Any old enough language will have competing libraries that you need to learn in the long run too.

  • Libraries, yes. Tooling around packages/building/managing runtimes? I'm not convinced. Perl has been using CPAN like two decades now, and I wouldn't consider that ecosystem to exactly be an example of "there's only one way to do it". I feel like you're extrapolating in the wrong direction; older languages are less likely to have first party tooling for this, so they're more likely to have multiple ways of doing it, but I don't think there's much evidence that a language that started out with first party tooling will always follow that same trend. I don't think the issue with Python is it's age as much as the tooling it has was just really not good for a long time. People will probably want to replace subpar tooling regardless of the official status if there's a better alternative, but I'd expect that I'm the presence of good enough first-party tooling, people will eventually stop bothering.

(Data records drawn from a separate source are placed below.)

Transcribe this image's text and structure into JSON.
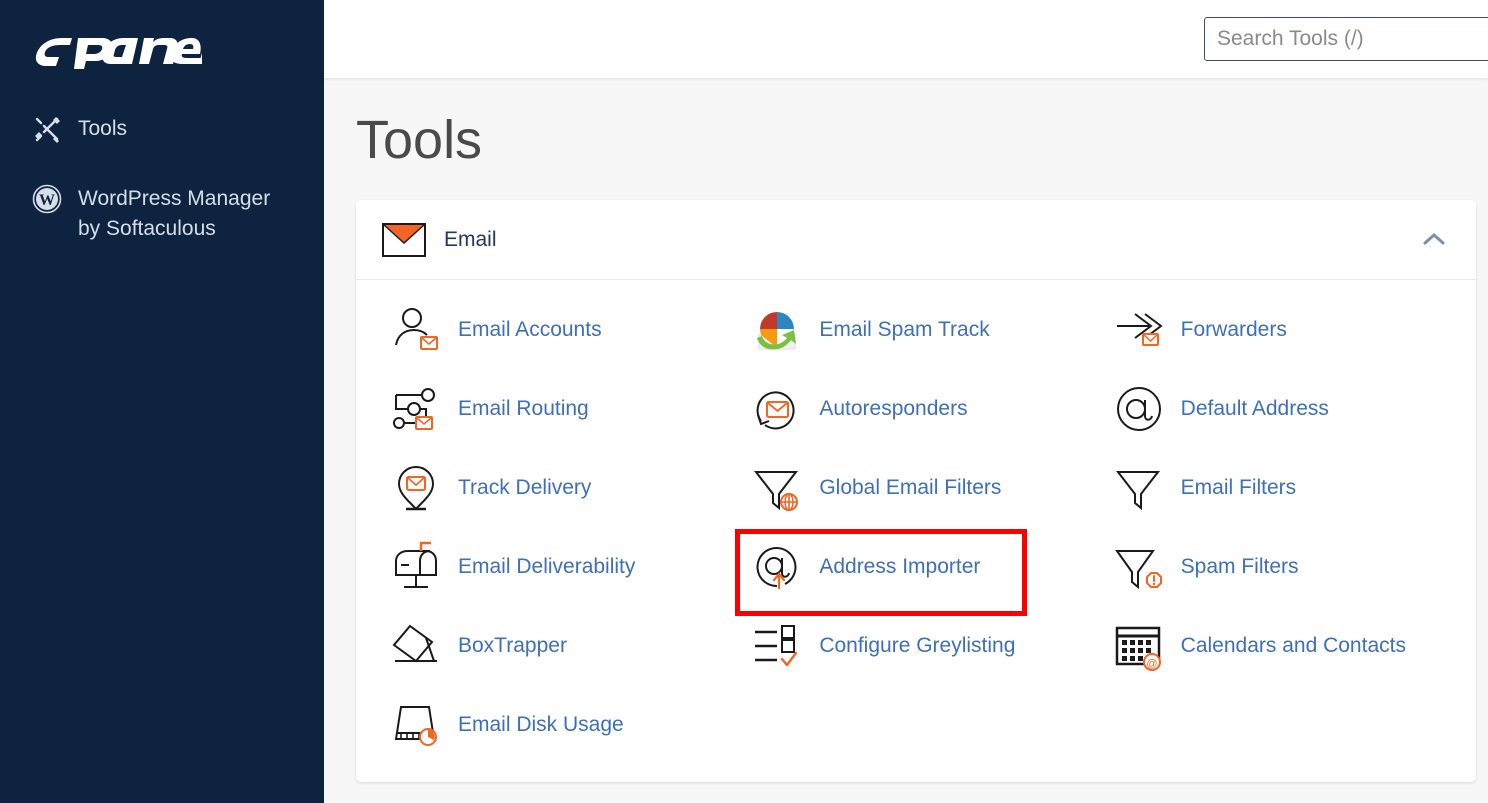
{
  "sidebar": {
    "logo_text": "cPanel",
    "items": [
      {
        "label": "Tools",
        "sub": "",
        "icon": "tools-icon"
      },
      {
        "label": "WordPress Manager",
        "sub": "by Softaculous",
        "icon": "wordpress-icon"
      }
    ]
  },
  "header": {
    "search_placeholder": "Search Tools (/)",
    "search_value": ""
  },
  "main": {
    "title": "Tools"
  },
  "section": {
    "title": "Email",
    "icon": "envelope-icon",
    "collapse_icon": "chevron-up-icon",
    "expanded": true
  },
  "tools": [
    {
      "label": "Email Accounts",
      "icon": "user-envelope-icon",
      "highlighted": false
    },
    {
      "label": "Email Spam Track",
      "icon": "spam-track-icon",
      "highlighted": false
    },
    {
      "label": "Forwarders",
      "icon": "forwarders-icon",
      "highlighted": false
    },
    {
      "label": "Email Routing",
      "icon": "routing-icon",
      "highlighted": false
    },
    {
      "label": "Autoresponders",
      "icon": "autoresponder-icon",
      "highlighted": false
    },
    {
      "label": "Default Address",
      "icon": "at-sign-icon",
      "highlighted": false
    },
    {
      "label": "Track Delivery",
      "icon": "map-pin-envelope-icon",
      "highlighted": false
    },
    {
      "label": "Global Email Filters",
      "icon": "funnel-globe-icon",
      "highlighted": false
    },
    {
      "label": "Email Filters",
      "icon": "funnel-icon",
      "highlighted": false
    },
    {
      "label": "Email Deliverability",
      "icon": "mailbox-icon",
      "highlighted": false
    },
    {
      "label": "Address Importer",
      "icon": "at-upload-icon",
      "highlighted": true
    },
    {
      "label": "Spam Filters",
      "icon": "funnel-alert-icon",
      "highlighted": false
    },
    {
      "label": "BoxTrapper",
      "icon": "box-trap-icon",
      "highlighted": false
    },
    {
      "label": "Configure Greylisting",
      "icon": "checklist-icon",
      "highlighted": false
    },
    {
      "label": "Calendars and Contacts",
      "icon": "calendar-at-icon",
      "highlighted": false
    },
    {
      "label": "Email Disk Usage",
      "icon": "disk-usage-icon",
      "highlighted": false
    }
  ],
  "colors": {
    "sidebar_bg": "#0e2340",
    "link_blue": "#3f6fb5",
    "accent_orange": "#f26522",
    "highlight_red": "#fe0000",
    "section_title": "#1f3864"
  }
}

    I do actually think Go is a bit of an illustrative example here because it started out with just `go get` and liberal use of vendoring, then accumulated a variety of attempted replacements (e.g. godep and dep, which confusingly were not the same thing), but eventually the first party tooling around modules became a thing and after some time it seems like pretty much everyone dropped those interim tools and standardized on the official tooling. I feel like this actually shows that the proliferation of tooling can actually be stopped even if it didn't exist early on, provided that there's a process for making it official.

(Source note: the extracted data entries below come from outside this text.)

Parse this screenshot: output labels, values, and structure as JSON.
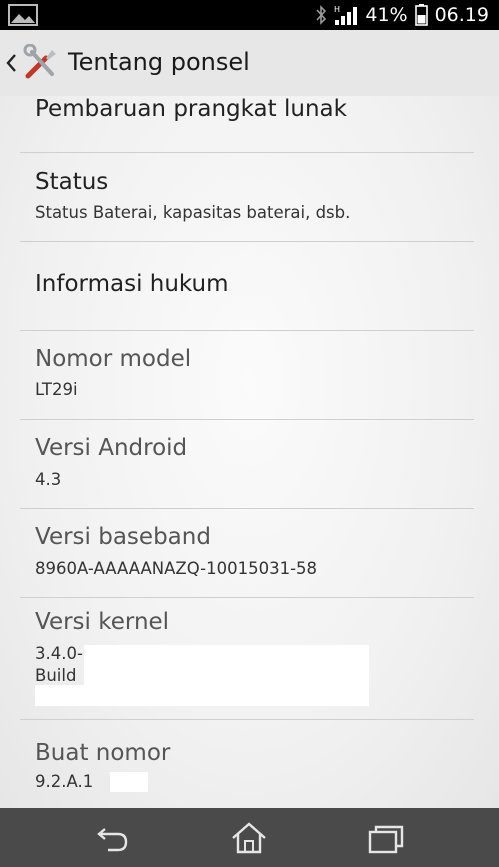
{
  "status_bar": {
    "battery_percent": "41%",
    "time": "06.19",
    "icons": [
      "gallery-icon",
      "bluetooth-icon",
      "signal-icon",
      "battery-icon"
    ]
  },
  "header": {
    "title": "Tentang ponsel",
    "icons": [
      "back-chevron-icon",
      "settings-tools-icon"
    ]
  },
  "items": [
    {
      "title": "Pembaruan prangkat lunak"
    },
    {
      "title": "Status",
      "subtitle": "Status Baterai, kapasitas baterai, dsb."
    },
    {
      "title": "Informasi hukum"
    },
    {
      "title": "Nomor model",
      "subtitle": "LT29i"
    },
    {
      "title": "Versi Android",
      "subtitle": "4.3"
    },
    {
      "title": "Versi baseband",
      "subtitle": "8960A-AAAAANAZQ-10015031-58"
    },
    {
      "title": "Versi kernel",
      "subtitle": "3.4.0-",
      "subtitle2": "Build"
    },
    {
      "title": "Buat nomor",
      "subtitle": "9.2.A.1"
    }
  ],
  "nav": {
    "icons": [
      "back-icon",
      "home-icon",
      "recent-apps-icon"
    ]
  }
}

python packaging has been made usable by uv pretty recently.

before that it was a never ending series of approaches... that has now hopefully really been solved.

(uv is ironically not written in python, but, such is life)

  • So does that also solve the many issues

    I've never worked on a super big project, so when it comes to python dependancies the issue I always had is some C/C++ packages trying to build locally and fsiling. While this is mostly a problem on windows I've encountered it on mac as well. I assume uv doesn't have a way to solve this?